Iowa Attorney General Tom Miller:
"I am pleased that there was accountability for the murder of George Floyd. Justice prevailed in this case. I acknowledge, however, that the struggle for equity and fairness in the justice system continues."
"I congratulate and applaud Minnesota Attorney General Keith Ellison and his team for their successful prosecution and their commitment to justice. I have worked closely with him and I am impressed with his high level of conviction, judgment, and persistence."
"For years, my staff and I have worked on policies to address the disparate impact on people of color in the criminal justice system, especially concerning sentencing reform. Legislation addressing chokeholds and officer misconduct passed in Iowa last year in the wake of Floyd’s murder. I am committed to work for more reforms."

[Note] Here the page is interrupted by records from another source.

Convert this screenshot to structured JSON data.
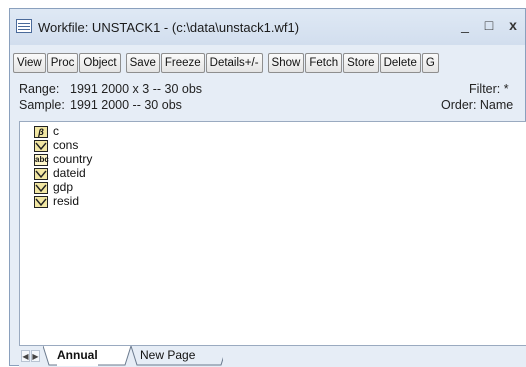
{
  "window": {
    "title": "Workfile: UNSTACK1 - (c:\\data\\unstack1.wf1)",
    "minimize_glyph": "_",
    "maximize_glyph": "□",
    "close_glyph": "x"
  },
  "toolbar": {
    "buttons": [
      "View",
      "Proc",
      "Object",
      "Save",
      "Freeze",
      "Details+/-",
      "Show",
      "Fetch",
      "Store",
      "Delete",
      "G"
    ]
  },
  "info": {
    "range_label": "Range:",
    "range_value": "1991 2000 x 3  --  30 obs",
    "filter": "Filter: *",
    "sample_label": "Sample:",
    "sample_value": "1991 2000  --  30 obs",
    "order": "Order: Name"
  },
  "objects": [
    {
      "name": "c",
      "icon": "coef-icon",
      "glyph": "β"
    },
    {
      "name": "cons",
      "icon": "series-icon"
    },
    {
      "name": "country",
      "icon": "alpha-series-icon",
      "glyph": "abc"
    },
    {
      "name": "dateid",
      "icon": "series-icon"
    },
    {
      "name": "gdp",
      "icon": "series-icon"
    },
    {
      "name": "resid",
      "icon": "series-icon"
    }
  ],
  "tabs": {
    "active": "Annual",
    "other": "New Page"
  },
  "colors": {
    "window_bg": "#e6edf6",
    "icon_fill": "#f2e7a3"
  }
}
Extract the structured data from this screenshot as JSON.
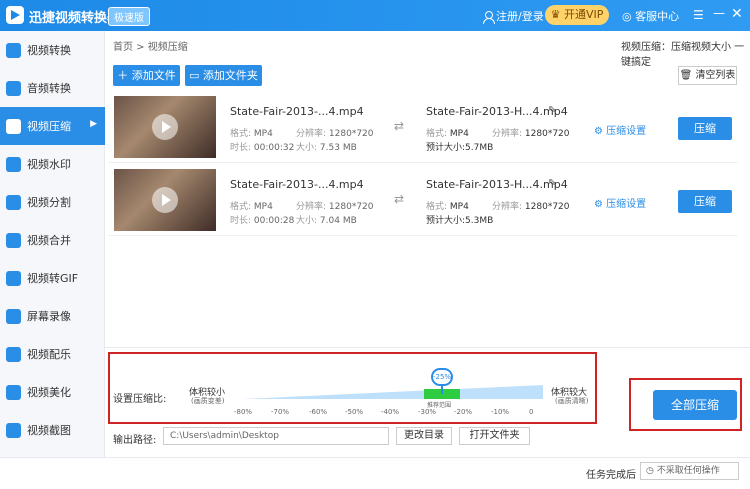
{
  "titlebar": {
    "app_title": "迅捷视频转换器",
    "edition": "极速版",
    "login": "注册/登录",
    "vip": "开通VIP",
    "service": "客服中心",
    "menu_icon": "☰",
    "minimize_icon": "—",
    "close_icon": "✕"
  },
  "sidebar": {
    "items": [
      {
        "label": "视频转换"
      },
      {
        "label": "音频转换"
      },
      {
        "label": "视频压缩"
      },
      {
        "label": "视频水印"
      },
      {
        "label": "视频分割"
      },
      {
        "label": "视频合并"
      },
      {
        "label": "视频转GIF"
      },
      {
        "label": "屏幕录像"
      },
      {
        "label": "视频配乐"
      },
      {
        "label": "视频美化"
      },
      {
        "label": "视频截图"
      }
    ],
    "active_index": 2
  },
  "breadcrumb": "首页 > 视频压缩",
  "top_note": "视频压缩：压缩视频大小 一键搞定",
  "toolbar": {
    "add_file": "＋ 添加文件",
    "add_folder": "添加文件夹",
    "clear_list": "清空列表"
  },
  "files": [
    {
      "name": "State-Fair-2013-...4.mp4",
      "format_label": "格式:",
      "format": "MP4",
      "res_label": "分辨率:",
      "res": "1280*720",
      "duration_label": "时长:",
      "duration": "00:00:32",
      "size_label": "大小:",
      "size": "7.53 MB",
      "out_name": "State-Fair-2013-H...4.mp4",
      "out_format": "MP4",
      "out_res": "1280*720",
      "est_label": "预计大小:",
      "est_size": "5.7MB",
      "settings": "压缩设置",
      "compress": "压缩"
    },
    {
      "name": "State-Fair-2013-...4.mp4",
      "format_label": "格式:",
      "format": "MP4",
      "res_label": "分辨率:",
      "res": "1280*720",
      "duration_label": "时长:",
      "duration": "00:00:28",
      "size_label": "大小:",
      "size": "7.04 MB",
      "out_name": "State-Fair-2013-H...4.mp4",
      "out_format": "MP4",
      "out_res": "1280*720",
      "est_label": "预计大小:",
      "est_size": "5.3MB",
      "settings": "压缩设置",
      "compress": "压缩"
    }
  ],
  "compress_ratio": {
    "label": "设置压缩比:",
    "smaller": "体积较小",
    "smaller_note": "(画质变差)",
    "larger": "体积较大",
    "larger_note": "(画质清晰)",
    "value_label": "-25%",
    "value": -25,
    "recommended": "推荐范围",
    "ticks": [
      "-80%",
      "-70%",
      "-60%",
      "-50%",
      "-40%",
      "-30%",
      "-20%",
      "-10%",
      "0"
    ]
  },
  "output": {
    "label": "输出路径:",
    "path": "C:\\Users\\admin\\Desktop",
    "change_dir": "更改目录",
    "open_folder": "打开文件夹"
  },
  "compress_all": "全部压缩",
  "status": {
    "done_label": "任务完成后",
    "done_option": "不采取任何操作"
  },
  "colors": {
    "accent": "#2a8de6",
    "highlight_border": "#d02424",
    "recommended_range": "#2ecc40"
  }
}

Council on American-Islamic Relations for Minnesota Executive Director Jaylani Hussein:
"We are encouraged by the jury's decision to convict Derek Chauvin. It is by no means the end of our efforts to build a more just and equitable Minnesota and nation, but it is an important milestone on our journey and a step to healing deep, generational traumas."
"While today's verdict is encouraging, it does not diminish the urgency with which we must continue our efforts to combat the epidemic of police violence in our communities."
"George Floyd received justice today in that courtroom, now we must continue advocating for justice for all, everywhere: in the legislature, where we're fighting to pass bills to increase police oversight and end qualified immunity, in our own communities, where we come together to heal and build trust and mutual understanding, and in the streets, where every day we are organizing, marching, and strengthening our movement."
Education Minnesota President Denise Specht:
“Justice has been served in the murder of George Floyd, but the struggle continues for a new way to deliver public safety for our communities of color. Everyone in Minnesota should feel safe on their streets, in their homes and in their schools. No one should need to feel afraid of those who have sworn to protect and serve. Our union stands with Minnesota's communities of color as they peacefully demand the police reforms and public investments that will make our towns and neighborhoods healthier, safer and more prosperous for everyone, no matter what we look like, or where we live.”
"The children and students of Minnesota will be turning to the adults in their lives tonight to help understand what has happened and how to react. This is the time for adults to be at our best and join together in peace, community and mutual respect, no matter our race, background, profession or where we live. The children of Minnesota are watching and learning.”